Hiring Tip: Intangibles > Interviews

We weigh interviews too highly when hiring.

Divorce a candidate’s interview skills with their ability to effectively do the job in question.

The assumption that the quality of an interview has anything to do with the manner in which a candidate can perform the essential duties of a role is ludicrous.

Yet this presumption results in a bias toward favoring the most outgoing, most extroverted people over others who may be equally (or more) skilled but less flamboyant or articulate on a call.

People have off days.

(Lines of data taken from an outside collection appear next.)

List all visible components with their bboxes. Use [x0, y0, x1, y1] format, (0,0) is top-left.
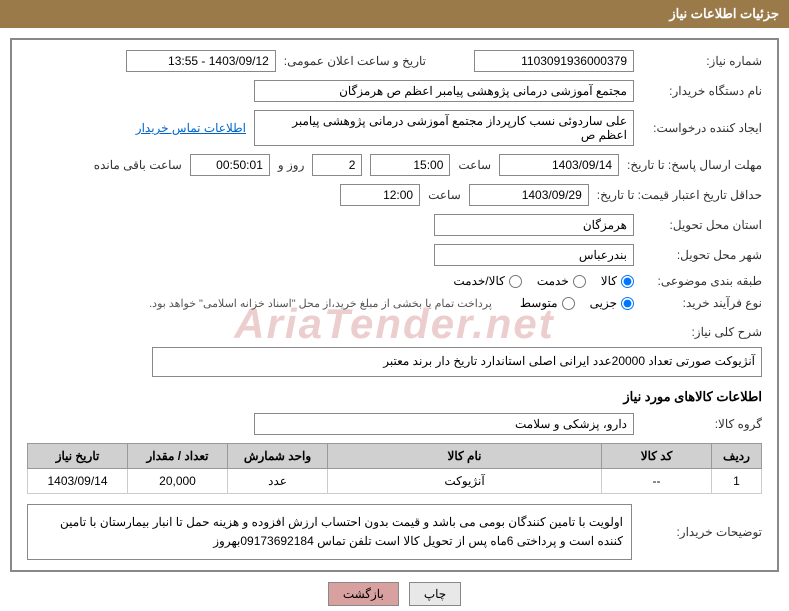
label-requester: ایجاد کننده درخواست: — [642, 121, 762, 135]
radio-goods[interactable] — [621, 275, 634, 288]
return-button[interactable]: بازگشت — [328, 582, 399, 606]
field-buyer-org: مجتمع آموزشی درمانی پژوهشی پیامبر اعظم ص… — [254, 80, 634, 102]
radio-service[interactable] — [573, 275, 586, 288]
td-qty: 20,000 — [128, 469, 228, 494]
row-delivery-province: استان محل تحویل: هرمزگان — [27, 214, 762, 236]
link-buyer-contact[interactable]: اطلاعات تماس خریدار — [136, 121, 246, 135]
field-announce-time: 1403/09/12 - 13:55 — [126, 50, 276, 72]
field-delivery-city: بندرعباس — [434, 244, 634, 266]
page-header: جزئیات اطلاعات نیاز — [0, 0, 789, 28]
radio-goods-service[interactable] — [509, 275, 522, 288]
th-code: کد کالا — [602, 444, 712, 469]
th-unit: واحد شمارش — [228, 444, 328, 469]
td-date: 1403/09/14 — [28, 469, 128, 494]
label-days-and: روز و — [278, 158, 305, 172]
table-row: 1 -- آنژیوکت عدد 20,000 1403/09/14 — [28, 469, 762, 494]
field-price-validity-hour: 12:00 — [340, 184, 420, 206]
row-goods-group: گروه کالا: دارو، پزشکی و سلامت — [27, 413, 762, 435]
row-buyer-org: نام دستگاه خریدار: مجتمع آموزشی درمانی پ… — [27, 80, 762, 102]
field-remaining-time: 00:50:01 — [190, 154, 270, 176]
label-delivery-city: شهر محل تحویل: — [642, 248, 762, 262]
th-date: تاریخ نیاز — [28, 444, 128, 469]
label-hours-remaining: ساعت باقی مانده — [94, 158, 182, 172]
field-response-hour: 15:00 — [370, 154, 450, 176]
row-response-deadline: مهلت ارسال پاسخ: تا تاریخ: 1403/09/14 سا… — [27, 154, 762, 176]
section-goods-info: اطلاعات کالاهای مورد نیاز — [27, 389, 762, 405]
row-price-validity: حداقل تاریخ اعتبار قیمت: تا تاریخ: 1403/… — [27, 184, 762, 206]
field-delivery-province: هرمزگان — [434, 214, 634, 236]
label-announce-time: تاریخ و ساعت اعلان عمومی: — [284, 54, 426, 68]
label-purchase-type: نوع فرآیند خرید: — [642, 296, 762, 310]
button-row: چاپ بازگشت — [0, 582, 789, 606]
radio-item-minor[interactable]: جزیی — [590, 296, 634, 310]
td-unit: عدد — [228, 469, 328, 494]
label-goods-group: گروه کالا: — [642, 417, 762, 431]
radio-item-medium[interactable]: متوسط — [520, 296, 575, 310]
print-button[interactable]: چاپ — [409, 582, 461, 606]
row-need-desc: شرح کلی نیاز: آنژیوکت صورتی تعداد 20000ع… — [27, 325, 762, 377]
field-remaining-days: 2 — [312, 154, 362, 176]
radio-group-purchase: جزیی متوسط — [520, 296, 634, 310]
radio-label-service: خدمت — [537, 274, 569, 288]
radio-label-goods-service: کالا/خدمت — [453, 274, 504, 288]
td-name: آنژیوکت — [328, 469, 602, 494]
radio-medium[interactable] — [562, 297, 575, 310]
radio-group-category: کالا خدمت کالا/خدمت — [453, 274, 634, 288]
main-panel: AriaTender.net شماره نیاز: 1103091936000… — [10, 38, 779, 572]
label-buyer-org: نام دستگاه خریدار: — [642, 84, 762, 98]
th-qty: تعداد / مقدار — [128, 444, 228, 469]
label-buyer-notes: توضیحات خریدار: — [642, 525, 762, 539]
field-goods-group: دارو، پزشکی و سلامت — [254, 413, 634, 435]
row-need-number: شماره نیاز: 1103091936000379 تاریخ و ساع… — [27, 50, 762, 72]
label-category: طبقه بندی موضوعی: — [642, 274, 762, 288]
label-hour-2: ساعت — [428, 188, 461, 202]
radio-label-minor: جزیی — [590, 296, 617, 310]
label-price-validity: حداقل تاریخ اعتبار قیمت: تا تاریخ: — [597, 188, 762, 202]
label-hour-1: ساعت — [458, 158, 491, 172]
row-requester: ایجاد کننده درخواست: علی ساردوئی نسب کار… — [27, 110, 762, 146]
table-header-row: ردیف کد کالا نام کالا واحد شمارش تعداد /… — [28, 444, 762, 469]
th-name: نام کالا — [328, 444, 602, 469]
field-response-date: 1403/09/14 — [499, 154, 619, 176]
label-delivery-province: استان محل تحویل: — [642, 218, 762, 232]
radio-item-goods-service[interactable]: کالا/خدمت — [453, 274, 521, 288]
radio-label-goods: کالا — [601, 274, 617, 288]
field-buyer-notes: اولویت با تامین کنندگان بومی می باشد و ق… — [27, 504, 632, 560]
th-row: ردیف — [712, 444, 762, 469]
label-response-deadline: مهلت ارسال پاسخ: تا تاریخ: — [627, 158, 762, 172]
row-buyer-notes: توضیحات خریدار: اولویت با تامین کنندگان … — [27, 504, 762, 560]
td-code: -- — [602, 469, 712, 494]
goods-table: ردیف کد کالا نام کالا واحد شمارش تعداد /… — [27, 443, 762, 494]
radio-label-medium: متوسط — [520, 296, 558, 310]
label-need-number: شماره نیاز: — [642, 54, 762, 68]
radio-item-service[interactable]: خدمت — [537, 274, 586, 288]
row-category: طبقه بندی موضوعی: کالا خدمت کالا/خدمت — [27, 274, 762, 288]
row-purchase-type: نوع فرآیند خرید: جزیی متوسط پرداخت تمام … — [27, 296, 762, 310]
row-delivery-city: شهر محل تحویل: بندرعباس — [27, 244, 762, 266]
label-need-desc: شرح کلی نیاز: — [642, 325, 762, 339]
radio-minor[interactable] — [621, 297, 634, 310]
field-requester: علی ساردوئی نسب کارپرداز مجتمع آموزشی در… — [254, 110, 634, 146]
field-need-desc: آنژیوکت صورتی تعداد 20000عدد ایرانی اصلی… — [152, 347, 762, 377]
header-title: جزئیات اطلاعات نیاز — [669, 6, 779, 21]
radio-item-goods[interactable]: کالا — [601, 274, 634, 288]
td-row: 1 — [712, 469, 762, 494]
field-need-number: 1103091936000379 — [474, 50, 634, 72]
field-price-validity-date: 1403/09/29 — [469, 184, 589, 206]
payment-note: پرداخت تمام یا بخشی از مبلغ خرید،از محل … — [149, 297, 492, 310]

Are you going to pass up on the right person just because their interview was on the wrong day?

Are you going to hire the wrong person just because they put on a better show during one or two superficial interviews?

Just because someone is a bad interview doesn’t mean they’ll be a bad hire.

Just because they’re a good interview doesn’t mean they’ll be a good hire.

Unless it’s a customer-facing role, all that should matter is finding the person who can most efficiently go heads down and optimize outputs.

Nothing else matters.

I’m not saying not to do interviews. Do interviews. I’m saying that interviewing well is only one indicator of candidate quality – one that should be weighted relatively low.

Put more stock in life experience, evidence of success, work samples, any initiative taken to add value up-front, and maybe a few references.

Then use the interview not to evaluate whether you want to hire someone; but to gauge value alignment, work style, and character with genuine conversations.

You’ll gain a much better feel for the intangibles, which are massively undervalued. The intangibles are almost all that matters.

Yet we continue to ask form questions based on templated questionnaires and reward the most performative candidates.